Abstract Colorectal cancer (CRC) is among the most common cancers with high morbidity and mortality for patients despite multi-modality treatment options. Immune checkpoint inhibitors often have impact in the 15% of CRC patients with microsatellite instability-high status CRCs but have limited utility in the remaining 85% of CRC patients. Given the presence of p53 mutations in CRC, we pursued a vaccine approach against tumor cells expressing murine CRC Trp53 codon 270 missense alleles (codon 273 mutation in human cancer) using a combination of R270H p53 peptide, wild type p53 recombinant protein and used a mucosal adjuvant (MA) to drive epithelial immune responses.

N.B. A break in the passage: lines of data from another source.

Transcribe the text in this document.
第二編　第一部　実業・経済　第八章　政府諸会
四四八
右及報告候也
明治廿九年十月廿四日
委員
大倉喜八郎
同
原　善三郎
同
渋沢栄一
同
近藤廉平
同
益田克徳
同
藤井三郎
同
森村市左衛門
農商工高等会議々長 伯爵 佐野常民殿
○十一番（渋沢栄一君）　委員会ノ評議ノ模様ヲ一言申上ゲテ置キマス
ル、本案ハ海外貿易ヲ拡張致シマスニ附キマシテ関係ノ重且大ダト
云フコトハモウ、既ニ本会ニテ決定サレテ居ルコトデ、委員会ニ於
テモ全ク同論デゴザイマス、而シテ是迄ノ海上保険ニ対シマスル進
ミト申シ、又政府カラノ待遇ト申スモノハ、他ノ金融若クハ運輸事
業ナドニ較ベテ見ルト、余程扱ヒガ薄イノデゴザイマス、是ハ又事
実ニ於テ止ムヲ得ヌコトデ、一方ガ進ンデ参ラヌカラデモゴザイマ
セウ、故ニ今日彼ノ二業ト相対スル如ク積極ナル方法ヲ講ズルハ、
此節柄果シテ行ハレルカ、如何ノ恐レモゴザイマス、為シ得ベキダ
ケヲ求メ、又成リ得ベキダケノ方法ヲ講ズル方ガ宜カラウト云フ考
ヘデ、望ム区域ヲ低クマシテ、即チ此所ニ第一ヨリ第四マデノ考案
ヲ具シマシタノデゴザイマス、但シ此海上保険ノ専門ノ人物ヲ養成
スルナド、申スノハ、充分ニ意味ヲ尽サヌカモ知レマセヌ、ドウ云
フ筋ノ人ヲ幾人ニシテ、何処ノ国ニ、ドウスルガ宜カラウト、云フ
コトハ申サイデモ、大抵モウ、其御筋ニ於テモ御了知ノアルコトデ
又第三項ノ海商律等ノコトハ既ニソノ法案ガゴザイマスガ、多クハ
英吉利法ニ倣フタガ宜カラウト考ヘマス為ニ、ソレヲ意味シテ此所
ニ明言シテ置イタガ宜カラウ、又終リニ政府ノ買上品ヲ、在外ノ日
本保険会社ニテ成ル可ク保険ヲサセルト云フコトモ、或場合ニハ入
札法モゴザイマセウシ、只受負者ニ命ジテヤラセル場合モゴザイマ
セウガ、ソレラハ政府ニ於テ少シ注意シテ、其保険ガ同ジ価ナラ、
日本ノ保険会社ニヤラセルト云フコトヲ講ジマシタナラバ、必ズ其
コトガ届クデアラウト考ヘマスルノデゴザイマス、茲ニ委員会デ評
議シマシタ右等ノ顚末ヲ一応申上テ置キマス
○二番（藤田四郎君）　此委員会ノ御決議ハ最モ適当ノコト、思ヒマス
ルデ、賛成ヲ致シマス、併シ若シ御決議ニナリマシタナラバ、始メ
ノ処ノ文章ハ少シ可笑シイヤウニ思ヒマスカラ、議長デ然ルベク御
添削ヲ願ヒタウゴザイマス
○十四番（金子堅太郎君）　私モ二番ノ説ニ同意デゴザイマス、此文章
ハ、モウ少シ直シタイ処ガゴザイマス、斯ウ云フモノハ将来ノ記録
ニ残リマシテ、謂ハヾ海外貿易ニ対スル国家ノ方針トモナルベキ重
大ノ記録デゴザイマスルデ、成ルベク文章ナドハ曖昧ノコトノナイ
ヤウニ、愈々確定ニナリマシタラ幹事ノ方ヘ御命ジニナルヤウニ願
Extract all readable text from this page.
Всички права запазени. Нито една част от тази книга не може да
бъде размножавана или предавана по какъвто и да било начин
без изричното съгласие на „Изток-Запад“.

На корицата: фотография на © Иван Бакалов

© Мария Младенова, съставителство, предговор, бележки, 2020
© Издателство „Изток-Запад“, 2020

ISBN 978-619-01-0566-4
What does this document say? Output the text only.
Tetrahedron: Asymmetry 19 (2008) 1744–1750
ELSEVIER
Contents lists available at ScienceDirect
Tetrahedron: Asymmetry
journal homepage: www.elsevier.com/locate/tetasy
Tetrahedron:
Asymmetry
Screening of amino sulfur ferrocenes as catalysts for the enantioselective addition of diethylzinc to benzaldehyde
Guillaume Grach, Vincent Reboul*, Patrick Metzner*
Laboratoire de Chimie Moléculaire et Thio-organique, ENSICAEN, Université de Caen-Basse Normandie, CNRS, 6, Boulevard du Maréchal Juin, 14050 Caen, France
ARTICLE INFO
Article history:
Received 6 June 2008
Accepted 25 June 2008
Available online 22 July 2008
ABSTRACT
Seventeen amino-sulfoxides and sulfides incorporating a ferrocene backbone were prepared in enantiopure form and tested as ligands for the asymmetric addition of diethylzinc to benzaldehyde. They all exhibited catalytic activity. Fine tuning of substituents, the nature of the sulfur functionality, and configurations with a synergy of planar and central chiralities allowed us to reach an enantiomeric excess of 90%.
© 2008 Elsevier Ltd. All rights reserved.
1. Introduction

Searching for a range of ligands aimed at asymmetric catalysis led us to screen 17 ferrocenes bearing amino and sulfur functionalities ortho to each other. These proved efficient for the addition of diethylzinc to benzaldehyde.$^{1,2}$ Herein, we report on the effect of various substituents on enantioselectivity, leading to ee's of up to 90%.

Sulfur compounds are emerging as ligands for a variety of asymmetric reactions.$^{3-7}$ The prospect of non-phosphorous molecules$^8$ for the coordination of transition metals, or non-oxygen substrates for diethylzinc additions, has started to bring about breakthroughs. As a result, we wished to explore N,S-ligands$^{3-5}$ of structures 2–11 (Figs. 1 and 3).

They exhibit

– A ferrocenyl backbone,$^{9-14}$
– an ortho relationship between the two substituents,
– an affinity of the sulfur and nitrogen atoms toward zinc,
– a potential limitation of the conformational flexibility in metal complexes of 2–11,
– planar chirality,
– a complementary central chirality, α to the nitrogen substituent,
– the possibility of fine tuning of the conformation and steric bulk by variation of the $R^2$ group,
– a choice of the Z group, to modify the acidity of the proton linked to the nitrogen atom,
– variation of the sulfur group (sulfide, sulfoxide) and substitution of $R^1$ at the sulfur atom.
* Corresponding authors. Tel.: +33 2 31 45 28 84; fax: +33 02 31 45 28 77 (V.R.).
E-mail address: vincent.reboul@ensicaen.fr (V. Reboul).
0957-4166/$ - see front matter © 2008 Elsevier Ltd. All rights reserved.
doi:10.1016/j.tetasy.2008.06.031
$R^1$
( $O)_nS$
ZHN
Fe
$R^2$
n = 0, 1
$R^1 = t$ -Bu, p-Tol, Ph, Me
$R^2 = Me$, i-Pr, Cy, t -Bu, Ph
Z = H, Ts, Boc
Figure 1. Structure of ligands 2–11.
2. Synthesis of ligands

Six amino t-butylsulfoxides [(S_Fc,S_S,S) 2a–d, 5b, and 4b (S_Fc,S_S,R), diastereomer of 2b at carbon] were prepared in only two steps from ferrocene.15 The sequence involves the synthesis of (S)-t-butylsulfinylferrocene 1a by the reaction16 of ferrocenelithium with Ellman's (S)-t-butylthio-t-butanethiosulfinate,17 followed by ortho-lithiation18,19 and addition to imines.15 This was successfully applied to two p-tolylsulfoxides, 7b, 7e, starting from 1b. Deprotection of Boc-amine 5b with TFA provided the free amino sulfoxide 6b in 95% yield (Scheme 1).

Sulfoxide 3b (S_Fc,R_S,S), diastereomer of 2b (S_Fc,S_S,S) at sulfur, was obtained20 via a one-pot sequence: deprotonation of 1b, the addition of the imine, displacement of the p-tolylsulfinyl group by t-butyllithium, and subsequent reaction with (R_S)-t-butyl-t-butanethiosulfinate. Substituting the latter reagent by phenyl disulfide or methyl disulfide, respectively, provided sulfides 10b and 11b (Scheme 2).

The vaccine (p53/MA) was studied in a CDX2-CreERT2 (tamoxifen-induced Cre-Lox) transgenic mouse CRC model where tumors arise in the cecum and proximal colon epithelium following combined ApcΔ580, KrasG12D, and Trp53R270H mutations (AKP model). The p53/MA vaccine treatment was administered intranasally to the mice at defined time points after tamoxifen tumor induction. p53/MA vaccinated animals had increased anti-p53 IgG (p<0.01), IgG2a (p<0.01), and IgG2b (p<0.001) in sera compared to control mice. The treatment enhanced antigen-specific Th1 and Th17 cellular immune responses, as shown by increasing of IFN-ɤ (p<0.05), IL-17a (p<0.01) and IL-2 (p<0.01) both in splenocytes and draining lymph nodes measured by Luminex assay. Vaccinated mice also showed significant more cells producing IFN-ɤ (p<0.001) and IL-17a (p<0.001) as analyzed by ELISpot. Importantly, the immunized animals had decreased tumor size/volume (p<0.001) and prolonged survival (p<0.05) compared to control animals that received only saline or MA respectively. Tumors from vaccinated mice also showed more mononuclear cell infiltrates than tumors from the control animals. In conclusion, novel p53/MA vaccinations can induce significant p53-specific immune responses and anti-tumor effects in the mouse AKP CRC model. Citation Format: Suhe Wang, Zhengyi Cao, Katarzyna W. Janczak, Ying Feng, Maranne Green, Eric R. Fearon, James R. Baker Jr. Immune inhibition of murine colorectal cancer by a p53 peptide mucosal vaccine [abstract]. In: Proceedings of the American Association for Cancer Research Annual Meeting 2024; Part 1 (Regular Abstracts); 2024 Apr 5-10; San Diego, CA. Philadelphia (PA): AACR; Cancer Res 2024;84(6_Suppl):Abstract nr 4101.